Marrakech 2021

colloque Marrakech

La linguistique à la croisée des sciences: entre éclatement disciplinaire et dialogue interdisciplinaire

11 mars 2021

Laboratoire Linguistique et Référentiels ,Culturels, Faculté de Langue Arabe, UCA, Marrakech

Science du langage et responsabilité sociétale: l'exemple de la relation entre langage et vérité

diapositives de la conférence: cliquez ICI

vidéo de la conférence: https://youtu.be/k25Xvd0GvP0

Résumé

Les agences de recherche, après avoir imposé la stratégie Open Access, tant pour les publications scientifiques que pour les données de la recherche, imposent maintenant, pour l’évaluation des projets de recherche, le critère de l’impact sociétal: en quoi la recherche a-t-il un impact sur la société? Cette exigence, nouvelle pour les chercheurs, implique que les questions de recherche aient des implications qui vont au-delà de l’agenda académique et que des retombées pertinentes puissent être mesurées, notamment dans la dissémination des connaissances (outreach). De grands chercheurs dans les sciences du langage ont déjà répondu à cette exigence par leur travaux de vulgarisation (Chomsky, Pinker, Anderson, Roberts dans le domaine de la linguistique formelle, de l’origine du langage et de la cognition humaine, Beaver et Stanley dans la sémantique du discours politique, McConnell-Ginet sur les relations entre langage et pouvoir). Les sciences du langage, dans le domaine de la francophonie, sont hélas marginales dans ce courant mondial (voir notamment les livres de Harari et de Diamond), où les questions sociétales sont occupées principalement par des sociologues, des historiens ou encore, et surtout, par des philosophes.

Dans Pourquoi le langage? (Armand Colin, 2020), j’ai tenté de relever le défi et de dresser un état des lieux des connaissances dans les sciences du langage, notamment en montrant comment et pourquoi la recherche sur le langage et son usage devait être impliquée à des questions sociétales.
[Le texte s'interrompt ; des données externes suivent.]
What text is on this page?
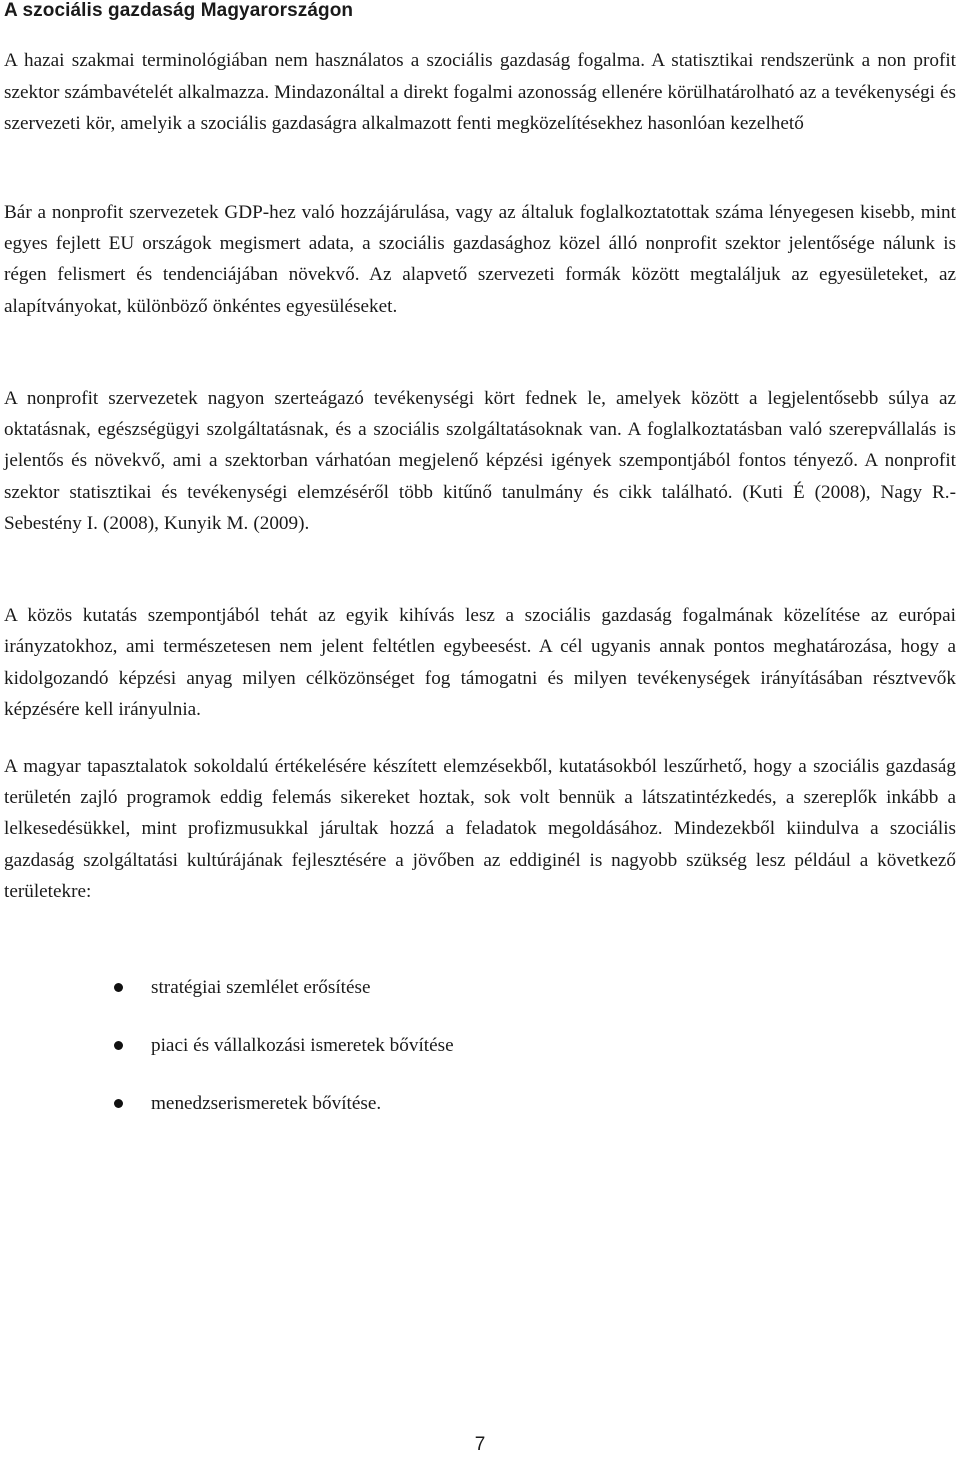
A szociális gazdaság Magyarországon

A hazai szakmai terminológiában nem használatos a szociális gazdaság fogalma. A statisztikai rendszerünk a non profit szektor számbavételét alkalmazza. Mindazonáltal a direkt fogalmi azonosság ellenére körülhatárolható az a tevékenységi és szervezeti kör, amelyik a szociális gazdaságra alkalmazott fenti megközelítésekhez hasonlóan kezelhető

Bár a nonprofit szervezetek GDP-hez való hozzájárulása, vagy az általuk foglalkoztatottak száma lényegesen kisebb, mint egyes fejlett EU országok megismert adata, a szociális gazdasághoz közel álló nonprofit szektor jelentősége nálunk is régen felismert és tendenciájában növekvő. Az alapvető szervezeti formák között megtaláljuk az egyesületeket, az alapítványokat, különböző önkéntes egyesüléseket.

A nonprofit szervezetek nagyon szerteágazó tevékenységi kört fednek le, amelyek között a legjelentősebb súlya az oktatásnak, egészségügyi szolgáltatásnak, és a szociális szolgáltatásoknak van. A foglalkoztatásban való szerepvállalás is jelentős és növekvő, ami a szektorban várhatóan megjelenő képzési igények szempontjából fontos tényező. A nonprofit szektor statisztikai és tevékenységi elemzéséről több kitűnő tanulmány és cikk található. (Kuti É (2008), Nagy R.-Sebestény I. (2008), Kunyik M. (2009).

A közös kutatás szempontjából tehát az egyik kihívás lesz a szociális gazdaság fogalmának közelítése az európai irányzatokhoz, ami természetesen nem jelent feltétlen egybeesést. A cél ugyanis annak pontos meghatározása, hogy a kidolgozandó képzési anyag milyen célközönséget fog támogatni és milyen tevékenységek irányításában résztvevők képzésére kell irányulnia.

A magyar tapasztalatok sokoldalú értékelésére készített elemzésekből, kutatásokból leszűrhető, hogy a szociális gazdaság területén zajló programok eddig felemás sikereket hoztak, sok volt bennük a látszatintézkedés, a szereplők inkább a lelkesedésükkel, mint profizmusukkal járultak hozzá a feladatok megoldásához. Mindezekből kiindulva a szociális gazdaság szolgáltatási kultúrájának fejlesztésére a jövőben az eddiginél is nagyobb szükség lesz például a következő területekre:

stratégiai szemlélet erősítése
piaci és vállalkozási ismeretek bővítése
menedzserismeretek bővítése.

7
Dans le chapitre sur la superpragmatique, je montre comment certains concepts fondamentaux en pragmatique (présupposition, implicature, négation descriptive et métalinguistique) peuvent aider à comprendre des phénomènes sociaux difficile à analyser, notamment la vague anti-Charlie Hebdo liée au message Je ne suis pas Charlie en 2015.

Dans cet exposé, j’aborderai une question différente, celle de la relation entre langage et vérité, qui est centrale à une période où les infox (fake news) et les post-vérités se multiplient de manière virale grâce aux réseaux sociaux. Je montrerai pourquoi la notion de vérité est centrale pour l’étude du langage, mais aussi pourquoi elle est complexe: l’usage du langage est en effet non-vériconditionnel, ce qui pose la question de savoir comment, dans la communication verbale, un auditeur peut faire confiance au locuteur. Je montrerai, avec des arguments venant de la pragmatique gricéenne (coopération) et post-gricéenne (pertinence), comment la communication verbale est basée sur un concept modulable, l’engagement (commitment), dont la détection est cruciale pour que la communication réussisse.